4. Avoid minimum standards approaches

In this respect, one of the greatest traps in pursuing integrity is the snake and ladders type game of ‘crossing the line’. Usually known as minimum standards approach, this is just an invitation for the well-practised game of ‘almost’ crossing the line. Like one famous episode of Yes Prime Minister, the jug can’t be worth more than 50 Euros, so it is valued at 49.95.

Away from sport, the Catholic Church in Australia historically resisted the option of mandatory reporting to police of those members of its clergy reported to have abused children. Better to stay with the lesser standard of church law and deal in-house. A recent Royal Commission into Sexual Abuse by Religious Authoritiesfound that Australia has the highest rate of sexual abuse of children in the world. The Commission found that since 1950 religious orders had as many as 40 percent of its members involved in paedophile activities.

Minimum standards can lead to maximum damage, especially when public officials accept the same low bar.
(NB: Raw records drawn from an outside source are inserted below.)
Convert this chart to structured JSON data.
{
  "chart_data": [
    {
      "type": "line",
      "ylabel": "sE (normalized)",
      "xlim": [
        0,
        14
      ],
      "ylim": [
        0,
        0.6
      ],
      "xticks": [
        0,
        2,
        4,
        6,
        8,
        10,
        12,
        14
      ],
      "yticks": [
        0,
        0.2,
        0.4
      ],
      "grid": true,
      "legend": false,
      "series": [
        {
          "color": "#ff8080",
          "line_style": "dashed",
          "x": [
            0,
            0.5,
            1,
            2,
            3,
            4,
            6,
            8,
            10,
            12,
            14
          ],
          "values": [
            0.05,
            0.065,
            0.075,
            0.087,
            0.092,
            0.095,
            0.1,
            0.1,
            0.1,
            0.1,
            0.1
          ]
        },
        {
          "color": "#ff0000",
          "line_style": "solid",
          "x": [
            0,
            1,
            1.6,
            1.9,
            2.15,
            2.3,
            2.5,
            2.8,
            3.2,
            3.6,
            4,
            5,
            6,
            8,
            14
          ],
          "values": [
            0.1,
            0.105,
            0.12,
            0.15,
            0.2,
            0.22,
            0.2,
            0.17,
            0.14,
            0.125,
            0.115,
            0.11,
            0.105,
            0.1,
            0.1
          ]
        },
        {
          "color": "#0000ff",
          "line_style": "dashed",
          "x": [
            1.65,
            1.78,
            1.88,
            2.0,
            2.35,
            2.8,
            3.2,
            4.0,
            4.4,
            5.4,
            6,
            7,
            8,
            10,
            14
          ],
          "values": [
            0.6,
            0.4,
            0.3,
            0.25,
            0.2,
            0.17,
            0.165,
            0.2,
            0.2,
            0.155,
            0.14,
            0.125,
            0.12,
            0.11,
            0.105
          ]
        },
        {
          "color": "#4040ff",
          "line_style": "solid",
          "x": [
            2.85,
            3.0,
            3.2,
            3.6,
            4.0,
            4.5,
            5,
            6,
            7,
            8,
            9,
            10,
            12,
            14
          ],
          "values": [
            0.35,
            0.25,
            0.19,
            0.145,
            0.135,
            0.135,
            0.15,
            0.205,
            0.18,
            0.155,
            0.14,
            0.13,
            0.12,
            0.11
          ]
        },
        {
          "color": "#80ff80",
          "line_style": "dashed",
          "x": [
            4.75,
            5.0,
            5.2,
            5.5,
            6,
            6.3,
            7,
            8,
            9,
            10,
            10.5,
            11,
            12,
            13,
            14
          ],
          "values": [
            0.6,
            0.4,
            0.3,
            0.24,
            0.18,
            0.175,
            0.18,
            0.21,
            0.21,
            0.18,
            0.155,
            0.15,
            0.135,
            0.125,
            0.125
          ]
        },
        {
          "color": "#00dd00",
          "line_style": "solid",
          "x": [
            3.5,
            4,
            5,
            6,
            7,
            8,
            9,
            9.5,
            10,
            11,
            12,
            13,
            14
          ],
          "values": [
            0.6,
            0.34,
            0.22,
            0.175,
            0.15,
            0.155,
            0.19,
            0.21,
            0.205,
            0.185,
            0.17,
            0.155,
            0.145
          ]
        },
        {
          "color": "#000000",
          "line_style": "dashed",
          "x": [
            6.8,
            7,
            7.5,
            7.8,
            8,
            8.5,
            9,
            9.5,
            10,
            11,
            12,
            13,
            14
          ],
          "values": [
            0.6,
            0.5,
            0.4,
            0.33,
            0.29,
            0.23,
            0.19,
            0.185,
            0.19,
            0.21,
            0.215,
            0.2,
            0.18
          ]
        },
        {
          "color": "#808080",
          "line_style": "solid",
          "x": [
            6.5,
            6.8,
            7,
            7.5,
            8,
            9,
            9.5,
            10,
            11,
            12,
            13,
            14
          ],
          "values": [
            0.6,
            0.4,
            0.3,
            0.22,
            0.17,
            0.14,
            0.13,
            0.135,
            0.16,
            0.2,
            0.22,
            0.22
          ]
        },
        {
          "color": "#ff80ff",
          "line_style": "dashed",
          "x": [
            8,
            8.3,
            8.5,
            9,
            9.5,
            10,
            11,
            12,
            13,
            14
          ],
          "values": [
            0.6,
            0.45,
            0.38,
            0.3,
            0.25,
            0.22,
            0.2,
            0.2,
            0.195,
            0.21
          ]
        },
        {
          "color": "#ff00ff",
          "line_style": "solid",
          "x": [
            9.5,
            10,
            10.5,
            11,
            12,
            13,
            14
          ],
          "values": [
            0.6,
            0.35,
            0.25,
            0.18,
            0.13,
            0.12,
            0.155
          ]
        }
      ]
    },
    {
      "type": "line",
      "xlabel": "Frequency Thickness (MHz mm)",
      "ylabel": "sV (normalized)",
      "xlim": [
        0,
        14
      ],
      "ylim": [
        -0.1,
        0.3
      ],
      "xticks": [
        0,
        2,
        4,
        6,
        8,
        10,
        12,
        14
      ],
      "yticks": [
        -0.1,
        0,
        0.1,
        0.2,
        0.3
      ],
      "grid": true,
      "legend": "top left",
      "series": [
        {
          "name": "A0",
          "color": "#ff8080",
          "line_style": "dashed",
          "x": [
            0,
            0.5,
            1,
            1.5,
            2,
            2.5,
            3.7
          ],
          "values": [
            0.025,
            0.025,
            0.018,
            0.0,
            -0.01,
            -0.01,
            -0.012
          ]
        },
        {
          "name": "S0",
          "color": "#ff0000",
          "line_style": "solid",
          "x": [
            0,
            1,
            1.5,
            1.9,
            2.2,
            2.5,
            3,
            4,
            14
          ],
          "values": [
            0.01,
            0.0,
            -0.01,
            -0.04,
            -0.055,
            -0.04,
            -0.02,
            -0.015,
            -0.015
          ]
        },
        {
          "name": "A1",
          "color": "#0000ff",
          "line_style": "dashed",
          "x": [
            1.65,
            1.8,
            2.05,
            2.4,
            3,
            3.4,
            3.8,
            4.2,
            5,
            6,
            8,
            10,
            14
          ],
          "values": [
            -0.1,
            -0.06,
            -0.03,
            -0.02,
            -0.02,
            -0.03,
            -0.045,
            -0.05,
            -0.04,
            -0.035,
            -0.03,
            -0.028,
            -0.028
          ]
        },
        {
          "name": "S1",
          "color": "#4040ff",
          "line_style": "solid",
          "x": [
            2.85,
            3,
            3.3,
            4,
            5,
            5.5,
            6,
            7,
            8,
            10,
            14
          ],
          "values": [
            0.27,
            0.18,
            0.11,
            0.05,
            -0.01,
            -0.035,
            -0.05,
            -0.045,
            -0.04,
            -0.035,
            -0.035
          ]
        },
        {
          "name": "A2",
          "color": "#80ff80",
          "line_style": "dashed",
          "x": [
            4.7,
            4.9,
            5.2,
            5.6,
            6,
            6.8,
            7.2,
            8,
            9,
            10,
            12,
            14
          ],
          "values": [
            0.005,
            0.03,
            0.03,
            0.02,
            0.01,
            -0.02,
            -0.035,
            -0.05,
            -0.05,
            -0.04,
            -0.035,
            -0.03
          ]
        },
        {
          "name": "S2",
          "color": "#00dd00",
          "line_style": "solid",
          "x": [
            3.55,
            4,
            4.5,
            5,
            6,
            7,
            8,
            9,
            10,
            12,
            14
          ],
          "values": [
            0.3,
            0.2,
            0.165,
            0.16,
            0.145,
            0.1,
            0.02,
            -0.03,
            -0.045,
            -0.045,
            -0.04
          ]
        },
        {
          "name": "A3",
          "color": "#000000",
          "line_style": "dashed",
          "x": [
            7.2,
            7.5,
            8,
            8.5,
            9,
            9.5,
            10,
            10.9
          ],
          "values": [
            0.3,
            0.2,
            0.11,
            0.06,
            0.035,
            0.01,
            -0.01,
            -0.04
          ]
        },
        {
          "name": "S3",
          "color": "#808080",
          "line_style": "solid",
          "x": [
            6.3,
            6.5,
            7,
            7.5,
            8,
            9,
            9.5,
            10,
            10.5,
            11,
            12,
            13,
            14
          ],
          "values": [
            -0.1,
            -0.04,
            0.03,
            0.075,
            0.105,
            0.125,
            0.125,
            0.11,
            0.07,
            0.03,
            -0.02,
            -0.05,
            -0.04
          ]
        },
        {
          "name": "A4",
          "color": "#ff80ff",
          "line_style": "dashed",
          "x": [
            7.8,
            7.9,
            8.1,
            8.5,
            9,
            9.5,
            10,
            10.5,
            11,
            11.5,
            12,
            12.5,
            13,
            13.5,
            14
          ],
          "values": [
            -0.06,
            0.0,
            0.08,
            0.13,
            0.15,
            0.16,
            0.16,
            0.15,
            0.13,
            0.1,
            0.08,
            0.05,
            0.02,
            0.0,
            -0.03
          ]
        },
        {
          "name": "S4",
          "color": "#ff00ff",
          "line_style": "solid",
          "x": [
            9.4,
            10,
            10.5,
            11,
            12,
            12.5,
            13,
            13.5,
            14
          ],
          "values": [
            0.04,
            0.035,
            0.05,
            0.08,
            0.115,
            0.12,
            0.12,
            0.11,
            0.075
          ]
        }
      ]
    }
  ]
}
5. Make integrity live and real

Pursuing integrity must be done actively. A previous Head of the Department of Education in the state of Victoria in Australia devised a scheme that involved an intricate system of pooled finance across clusters of schools who in each case had relatives looking after the books. The scheme ultimately enabled systemic fraud. While compliance can be part of the answer, it can also breed the virus of passivity that when the systems are fixed, all will be fine.

Focussing on integrity violations belies developing rituals and conversations about ‘values-issues’, a concept borrowed from the safety culture of mines. Members of organisations who have dilemmas or a sense of unease must be able to raise them in their team. Such moves enable individuals to keep the moral compass alive and to help an organisation grapple with what the right thing to do is. Importantly such devices keep an institution true to achieving its purpose through legitimate means.

After all, isn’t that what all those letter writers really want – to watch a cricket game played with integrity and, a lathe Barmy Army, sing and drink the day away, hoping above all else to beat those Australians in a game that is fun and fair!

 

Peter Collins is the Director of the Centre for Ethical Leadership based at Ormond College at the University of Melbourne.

 

*The views and opinions expressed in this article are those of the authors and do not necessarily reflect the positions of the Building Integrity Programme.